Лучше подавать холодным - Джо Аберкромби
Шрифт:
Интервал:
Закладка:
— Ну ладно. — Он добродушно кивнул ближайшему моряку: — Я ухожу. — В ответ прилетела только отрыжка, но брат часто втолковывал ему, что мужчину делает мужчиной то, что он отдаёт, а не то, что получает взамен. Поэтому он осклабился, как будто принял радостное напутствие, и пошёл вниз, стуча по сходням. В свою новую жизнь в Стирии.
Ему не удалось пройти и дюжины шагов, глазея на возвышающиеся здания с одной стороны и раскачивающиеся мачты с другой, как кто-то неожиданно в него врезался, чуть не свалив набок.
— Мои извинения, — сказал Трясучка по-стирийски, стараясь вести себя цивилизованно. — Не заметил тебя, дружище. — Человек продолжил путь, даже не обернувшись. Это малость кольнуло трясучкину гордость. А её до сих пор было в изобилии — единственное достояние, что осталось ему от отца. Неужто он пережил семь лет битв, засад, пробуждений под засыпанным снегом одеялом, дерьмовой пищи и ещё худшего пения, только с одной целью — приехать сюда, чтобы здесь его толкали плечами!
Но жить как сволочь ведь не только преступление, а ещё и наказание. "Оставь", — так сказал бы ему брат. Трясучка собирался воспринимать светлую сторону событий. Поэтому он повернулся прочь от причалов и пошёл по широкой улице в город. Мимо кучки нищих на тряпках, машущих культями и сухими конечностями. По площади, где здоровенный памятник какому-то суровому мужику указывал направление в никуда. Трясучка понятия не имел, кем тот мог быть, но выглядел он чертовски самодовольно. Запах стряпни донёсся до Трясучки и заставил его кишки заворчать. И подвёл его к некоему подобию прилавка, где жарили куски мяса на разведенном в ведре огне.
— Один из них, — показывая сказал Трясучка. Кажется, ничего больше произносить не требовалось и он не стал усложнять. Меньше шансов ошибиться. Когда повар назвал цену, Трясучка чуть не подавился собственным языком. За столько он бы взял на Севере целую овцу, а может даже пару на развод. Мясо оказалось наполовину жиром, а на другую — одними жилами. Его вкус и рядом не стоял с запахом, и это уже не удивляло. Похоже, большинство вещей в Стирии на самом деле не столь замечательны, как о них объявляли.

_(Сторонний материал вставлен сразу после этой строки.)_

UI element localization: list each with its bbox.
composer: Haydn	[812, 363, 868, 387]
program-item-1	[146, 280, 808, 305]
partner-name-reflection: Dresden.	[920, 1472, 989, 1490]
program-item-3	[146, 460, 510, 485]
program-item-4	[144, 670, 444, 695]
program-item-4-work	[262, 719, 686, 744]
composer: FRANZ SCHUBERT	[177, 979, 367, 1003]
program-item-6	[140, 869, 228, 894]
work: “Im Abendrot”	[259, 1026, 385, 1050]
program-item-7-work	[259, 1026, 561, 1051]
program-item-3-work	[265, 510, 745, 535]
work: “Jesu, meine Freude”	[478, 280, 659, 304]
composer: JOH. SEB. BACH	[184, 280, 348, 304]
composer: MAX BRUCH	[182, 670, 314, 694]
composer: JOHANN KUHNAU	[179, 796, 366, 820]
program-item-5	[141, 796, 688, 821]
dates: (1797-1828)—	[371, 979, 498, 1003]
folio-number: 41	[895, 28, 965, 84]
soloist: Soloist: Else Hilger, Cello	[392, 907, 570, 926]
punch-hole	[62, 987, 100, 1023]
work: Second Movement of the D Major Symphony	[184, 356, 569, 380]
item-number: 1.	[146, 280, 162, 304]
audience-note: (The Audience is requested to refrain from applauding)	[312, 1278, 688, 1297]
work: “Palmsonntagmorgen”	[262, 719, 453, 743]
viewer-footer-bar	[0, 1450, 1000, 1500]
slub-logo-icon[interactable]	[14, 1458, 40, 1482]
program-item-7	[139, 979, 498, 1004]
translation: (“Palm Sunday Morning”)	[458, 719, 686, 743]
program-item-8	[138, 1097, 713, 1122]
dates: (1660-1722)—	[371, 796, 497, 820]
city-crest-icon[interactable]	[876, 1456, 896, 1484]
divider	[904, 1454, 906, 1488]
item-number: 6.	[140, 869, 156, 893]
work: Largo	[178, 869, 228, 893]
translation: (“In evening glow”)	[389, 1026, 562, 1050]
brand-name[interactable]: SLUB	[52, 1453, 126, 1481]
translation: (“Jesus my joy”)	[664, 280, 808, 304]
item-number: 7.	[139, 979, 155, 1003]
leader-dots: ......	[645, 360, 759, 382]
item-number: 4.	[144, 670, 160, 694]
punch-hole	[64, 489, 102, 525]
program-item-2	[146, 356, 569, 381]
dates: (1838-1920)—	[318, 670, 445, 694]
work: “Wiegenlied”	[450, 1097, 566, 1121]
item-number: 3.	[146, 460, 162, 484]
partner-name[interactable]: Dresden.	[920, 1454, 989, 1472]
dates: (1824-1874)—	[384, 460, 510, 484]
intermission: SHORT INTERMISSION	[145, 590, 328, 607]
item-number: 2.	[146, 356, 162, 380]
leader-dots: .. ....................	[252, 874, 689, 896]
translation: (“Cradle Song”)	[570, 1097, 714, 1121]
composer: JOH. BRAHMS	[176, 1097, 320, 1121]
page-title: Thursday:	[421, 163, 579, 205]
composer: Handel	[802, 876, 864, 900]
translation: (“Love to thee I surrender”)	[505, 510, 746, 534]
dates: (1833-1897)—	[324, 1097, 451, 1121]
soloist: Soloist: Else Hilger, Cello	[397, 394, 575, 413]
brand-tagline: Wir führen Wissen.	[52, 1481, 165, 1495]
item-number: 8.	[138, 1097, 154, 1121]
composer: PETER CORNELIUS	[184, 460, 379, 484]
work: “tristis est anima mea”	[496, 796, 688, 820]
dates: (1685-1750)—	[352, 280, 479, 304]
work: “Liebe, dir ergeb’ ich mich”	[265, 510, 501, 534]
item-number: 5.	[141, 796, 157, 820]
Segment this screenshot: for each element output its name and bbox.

Дождь начался усиливаться, морося в глаза Трясучки, пока он ел. Не сравнить с теми бурями, что радовали его на Севере, но вполне достаточный, чтобы малость промочить его настроение и заставить задуматься, где он, нахрен, сегодня заночует. Дождь сочился с замшелых скатов и сломанных желобов, окрашивал чёрным булыжники, заставлял людей сутулиться и браниться. Трясучка отошёл от тесных зданий, и вышел на берег широкой реки, полностью выложенный и ограждённый камнем. Чуть-чуть постоял, раздумывая, какой дорогой ему пойти.

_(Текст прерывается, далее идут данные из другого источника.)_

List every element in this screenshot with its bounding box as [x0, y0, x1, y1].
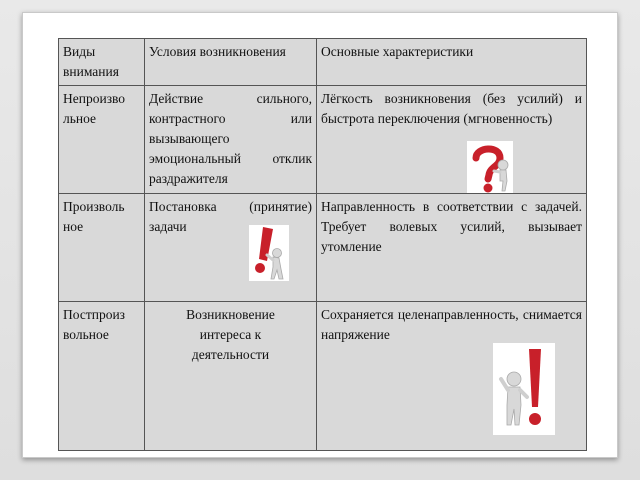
table-row [59, 194, 587, 302]
row-conditions [145, 194, 317, 302]
header-row [59, 39, 587, 86]
exclamation-stand-figure-icon [493, 343, 555, 435]
header-types: Виды внимания [59, 39, 145, 86]
table-row [59, 302, 587, 451]
row-characteristics-text: Лёгкость возникновения (без усилий) и быстрота переключения (мгновенность) [321, 91, 582, 126]
row-conditions: Возникновение интереса к деятельности [145, 302, 317, 451]
exclamation-push-figure-icon [249, 225, 289, 281]
slide [22, 12, 618, 458]
row-type: Произволь ное [59, 194, 145, 302]
row-characteristics [317, 302, 587, 451]
row-characteristics: Направленность в соответствии с задачей. Требует волевых усилий, вызывает утомление [317, 194, 587, 302]
row-conditions-text: Постановка (принятие) задачи [149, 199, 312, 234]
row-type: Непроизво льное [59, 86, 145, 194]
row-type: Постпроиз вольное [59, 302, 145, 451]
row-conditions: Действие сильного, контрастного или вызывающего эмоциональный отклик раздражителя [145, 86, 317, 194]
attention-types-table [58, 38, 587, 451]
header-characteristics: Основные характеристики [317, 39, 587, 86]
header-conditions: Условия возникновения [145, 39, 317, 86]
question-figure-icon [467, 141, 513, 193]
table-row [59, 86, 587, 194]
row-characteristics-text: Сохраняется целенаправленность, снимается напряжение [321, 307, 582, 342]
row-characteristics [317, 86, 587, 194]
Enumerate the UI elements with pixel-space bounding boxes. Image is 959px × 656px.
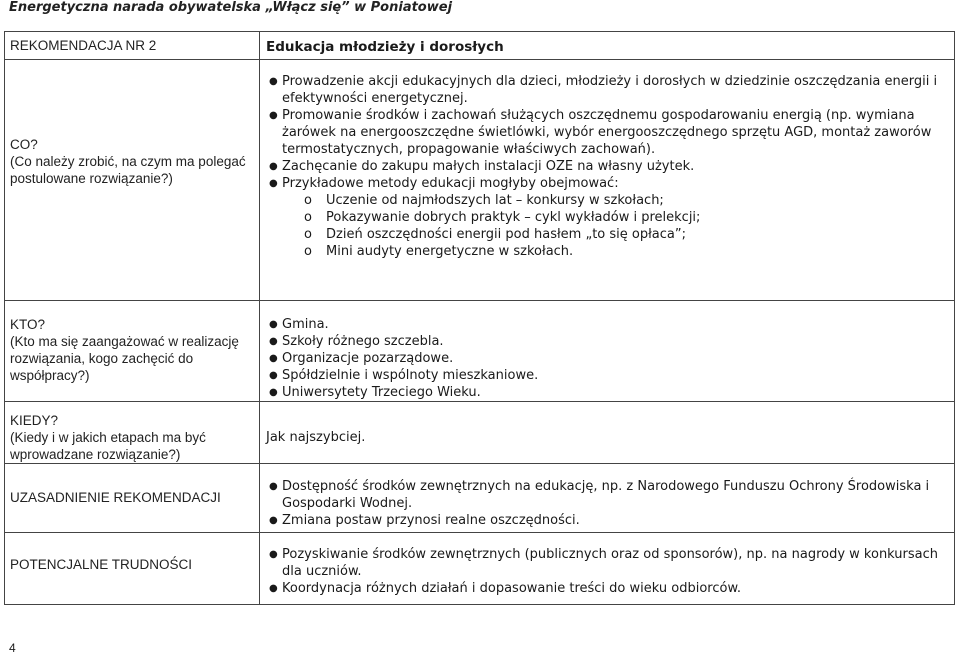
row-trudnosci (5, 533, 955, 605)
list-item: ● Zmiana postaw przynosi realne oszczędności. (282, 512, 948, 529)
kto-bullet-list (266, 316, 948, 401)
list-item: ● Dostępność środków zewnętrznych na edukację, np. z Narodowego Funduszu Ochrony Środowiska i Gospodarki Wodnej. (282, 478, 948, 512)
list-item: ● Prowadzenie akcji edukacyjnych dla dzieci, młodzieży i dorosłych w dziedzinie oszczędzania energii i efektywności energetycznej. (282, 73, 948, 107)
cell-uzasadnienie-label: UZASADNIENIE REKOMENDACJI (5, 464, 260, 533)
uzasadnienie-bullet-list (266, 478, 948, 529)
kiedy-description: (Kiedy i w jakich etapach ma być wprowadzane rozwiązanie?) (10, 430, 206, 462)
list-item: ● Spółdzielnie i wspólnoty mieszkaniowe. (282, 367, 948, 384)
kiedy-heading: KIEDY? (10, 413, 59, 428)
co-heading: CO? (10, 137, 38, 152)
kto-description: (Kto ma się zaangażować w realizację rozwiązania, kogo zachęcić do współpracy?) (10, 334, 239, 383)
page-number: 4 (9, 641, 16, 655)
list-item: ● Pozyskiwanie środków zewnętrznych (publicznych oraz od sponsorów), np. na nagrody w konkursach dla uczniów. (282, 546, 948, 580)
recommendation-title: Edukacja młodzieży i dorosłych (266, 39, 504, 55)
co-bullet-list (266, 73, 948, 260)
cell-kiedy-content (260, 402, 955, 464)
sub-list-item: o Dzień oszczędności energii pod hasłem „to się opłaca”; (304, 226, 948, 243)
list-item (282, 175, 948, 260)
list-item: ● Szkoły różnego szczebla. (282, 333, 948, 350)
list-item: ● Zachęcanie do zakupu małych instalacji OZE na własny użytek. (282, 158, 948, 175)
row-kto (5, 301, 955, 402)
cell-kiedy-label (5, 402, 260, 464)
list-item: ● Organizacje pozarządowe. (282, 350, 948, 367)
recommendation-table (4, 31, 955, 605)
row-rekomendacja (5, 32, 955, 60)
list-item: ● Gmina. (282, 316, 948, 333)
cell-co-content (260, 60, 955, 301)
cell-rekomendacja-title (260, 32, 955, 60)
row-uzasadnienie (5, 464, 955, 533)
list-item: ● Promowanie środków i zachowań służących oszczędnemu gospodarowaniu energią (np. wymiana żarówek na energooszczędne świetlówki, wybór energooszczędnego sprzętu AGD, montaż zaworów termostatycznych, propagowanie właściwych zachowań). (282, 107, 948, 158)
cell-rekomendacja-label: REKOMENDACJA NR 2 (5, 32, 260, 60)
sub-list-item: o Mini audyty energetyczne w szkołach. (304, 243, 948, 260)
list-item: ● Uniwersytety Trzeciego Wieku. (282, 384, 948, 401)
trudnosci-bullet-list (266, 546, 948, 597)
cell-kto-label (5, 301, 260, 402)
kiedy-text: Jak najszybciej. (266, 430, 366, 445)
cell-kto-content (260, 301, 955, 402)
cell-trudnosci-label: POTENCJALNE TRUDNOŚCI (5, 533, 260, 605)
row-co (5, 60, 955, 301)
cell-co-label (5, 60, 260, 301)
sub-list-item: o Pokazywanie dobrych praktyk – cykl wykładów i prelekcji; (304, 209, 948, 226)
cell-uzasadnienie-content (260, 464, 955, 533)
kto-heading: KTO? (10, 317, 46, 332)
document-header: Energetyczna narada obywatelska „Włącz się” w Poniatowej (9, 0, 453, 15)
list-item-text: Przykładowe metody edukacji mogłyby obejmować: (282, 176, 619, 191)
co-description: (Co należy zrobić, na czym ma polegać postulowane rozwiązanie?) (10, 154, 246, 186)
cell-trudnosci-content (260, 533, 955, 605)
list-item: ● Koordynacja różnych działań i dopasowanie treści do wieku odbiorców. (282, 580, 948, 597)
sub-list-item: o Uczenie od najmłodszych lat – konkursy w szkołach; (304, 192, 948, 209)
co-sub-list (282, 192, 948, 260)
row-kiedy (5, 402, 955, 464)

Город простирался так далеко, насколько хватало обзора. Мосты выше и ниже по течению, дома на другом берегу — ещё громаднее, чем на этом, боковые башни, купола, крыши, тянулись и тянулись, полускрытые дымкой и таинственно серые под дождём. Снова рваные бумаги колыхались на ветру, на них цветной яркой краской намалёваны буквы, подтёки сбегали вниз на мостовую. Местами, надписи были на высоте человеческого роста. Трясучка уставился на один из наборов букв, пытаясь хоть немного понять их смысл.

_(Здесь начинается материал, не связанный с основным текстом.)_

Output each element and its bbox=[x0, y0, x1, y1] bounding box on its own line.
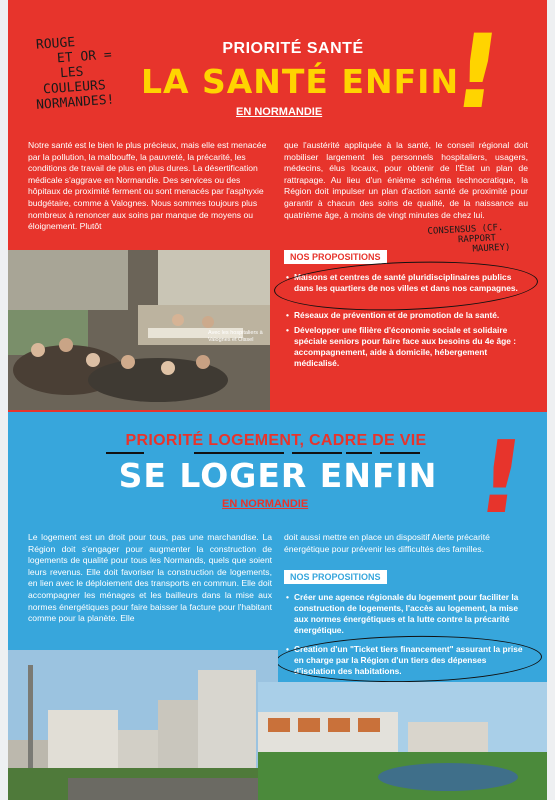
sante-body-right: que l'austérité appliquée à la santé, le conseil régional doit mobiliser largement les personnels hospitaliers, usagers, médecins, élus locaux, pour obtenir de l'État un plan de rattrapage. Au lieu d'un énième schéma technocratique, la Région doit impulser un plan d'action santé de proximité pour garantir à chacun des soins de qualité, de la naissance au quatrième âge, à moins de vingt minutes de chez lui. bbox=[284, 140, 528, 220]
handdrawn-underline bbox=[194, 452, 284, 454]
sante-headline: LA SANTÉ ENFIN bbox=[140, 62, 460, 101]
handnote-line: CONSENSUS (CF. bbox=[427, 222, 504, 237]
handdrawn-underline bbox=[380, 452, 420, 454]
handwritten-note-consensus bbox=[427, 221, 538, 257]
logement-body-left: Le logement est un droit pour tous, pas une marchandise. La Région doit s'engager pour augmenter la construction de logements de qualité pour tous les Normands, quels que soient leurs revenus. Elle doit favoriser la construction de logements, en lien avec le déploiement des transports en commun. Elle doit accompagner les ménages et les bailleurs dans la mise aux normes énergétiques pour faire baisser la facture pour l'habitant comme pour la planète. Elle bbox=[28, 532, 272, 624]
handdrawn-circle bbox=[273, 257, 539, 314]
sante-proposal-item: • Maisons et centres de santé pluridisciplinaires publics dans les quartiers de nos villes et dans nos campagnes. bbox=[294, 272, 526, 294]
logement-kicker: PRIORITÉ LOGEMENT, CADRE DE VIE bbox=[125, 432, 427, 449]
photo-caption: Avec les hospitaliers à Valognes et Oissel bbox=[208, 330, 263, 343]
logement-proposal-item: • Créer une agence régionale du logement pour faciliter la construction de logements, l'accès au logement, la mise aux normes énergétiques et la lutte contre la précarité énergétique. bbox=[294, 592, 526, 636]
photo-illustration bbox=[8, 650, 278, 800]
logement-proposal-item: • Création d'un "Ticket tiers financement" assurant la prise en charge par la Région d'un tiers des dépenses d'isolation des habitations. bbox=[294, 644, 526, 677]
logement-region: EN NORMANDIE bbox=[222, 498, 309, 510]
photo-illustration bbox=[258, 682, 547, 800]
handdrawn-underline bbox=[292, 452, 342, 454]
housing-photo-modern bbox=[258, 682, 547, 800]
logement-headline: SE LOGER ENFIN bbox=[118, 456, 438, 495]
sante-kicker: PRIORITÉ SANTÉ bbox=[222, 40, 364, 57]
sante-section bbox=[8, 0, 547, 412]
handnote-line: COULEURS bbox=[42, 78, 107, 98]
logement-body-right: doit aussi mettre en place un dispositif Alerte précarité énergétique pour prévenir les difficultés des familles. bbox=[284, 532, 490, 554]
handnote-line: ET OR = bbox=[56, 47, 113, 67]
handdrawn-underline bbox=[106, 452, 144, 454]
handnote-line: LES bbox=[59, 64, 85, 82]
handnote-line: NORMANDES! bbox=[35, 92, 115, 113]
sante-body-left: Notre santé est le bien le plus précieux, mais elle est menacée par la pollution, la malbouffe, la pauvreté, la précarité, les conditions de travail de plus en plus dures. La désertification médicale s'aggrave en Normandie. Des services ou des hôpitaux de proximité ferment ou sont menacés par l'asphyxie budgétaire, comme à Valognes. Nous sommes toujours plus nombreux à renoncer aux soins par manque de moyens ou éloignement. Plutôt bbox=[28, 140, 267, 232]
logement-proposals-label: NOS PROPOSITIONS bbox=[284, 570, 387, 584]
housing-photo bbox=[8, 650, 278, 800]
sante-proposals-label: NOS PROPOSITIONS bbox=[284, 250, 387, 264]
sante-exclamation: ! bbox=[445, 13, 509, 132]
sante-proposal-item: • Développer une filière d'économie sociale et solidaire spéciale seniors pour faire face aux besoins du 4e âge : accompagnement, aide à domicile, hébergement médicalisé. bbox=[294, 325, 526, 369]
handnote-line: ROUGE bbox=[35, 35, 76, 53]
handnote-line: MAUREY) bbox=[472, 242, 511, 255]
sante-region: EN NORMANDIE bbox=[236, 106, 323, 118]
logement-section bbox=[8, 412, 547, 800]
handwritten-note-colors bbox=[32, 30, 152, 113]
handnote-line: RAPPORT bbox=[457, 233, 497, 246]
sante-proposal-item: • Réseaux de prévention et de promotion de la santé. bbox=[294, 310, 526, 321]
logement-exclamation: ! bbox=[469, 419, 532, 536]
handdrawn-underline bbox=[346, 452, 372, 454]
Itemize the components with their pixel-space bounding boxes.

Другое плечо задело его, прямо по рёбрам, заставив крякнуть. На этот раз он, сердито рыча, выругался, сжав небольшой ломоть мяса в кулаке, так будто он сжимал клинок. Затем перевёл дыхание. Не в столь уж незапамятные времена Трясучка отпустил Девять Смертей. Он помнил то утро, как будто это было вчера — за окнами снег, в руке нож, и звон, когда он позволил ножу упасть. Он оставил в живых того, кто убил его брата. Отказался мстить — лишь бы начать новую жизнь. Отступить от крови. Отступить же от неосторожного плеча в толпе не было событием, о котором поют песни.
Он выдавил полуулыбку и пошёл другой дорогой, вверх на мост. Нелепые вещи, такие как удар в плечо, могут обозлить не на один день, а он не хотел омрачить свои начинания ещё до того, как они начались. На той стороне стояли статуи, отрешенно смотря над водой — химеры из белого камня, пятнистые от птичьего помёта.
Мимо протекала толчея людей, одна река за другой. Людей любого вида и цвета. Так много, что среди них он почувствовал себя никем. Попавшим в такое место, где неизбежно придётся получить плечом.
Что-то ободрало его руку. Ещё до того, как он это осознал, Трясучка сграбастал кого-то рядом за шею, прижал задом к парапету, наклонив над водой в двадцати шагах внизу и сжимая горло, будто душил курёнка.
— Ударил меня, мразь? — прорычал он на северном наречии — Я тебе, блядь, глаза вырежу!
Тот был невысокого роста и выглядел страсть как напуганным. Должно быть на голову ниже Трясучки и почти вполовину меньше весом. Преодолев первую багровую вспышку ярости, Трясучка выпустил бедного придурка похоже, даже не дотронувшегося до него. Злости не было. Как же он умудрился отказаться от большого зла и при этом так потерять выдержку из-за ничего? Он сам всегда был своим злейшим врагом.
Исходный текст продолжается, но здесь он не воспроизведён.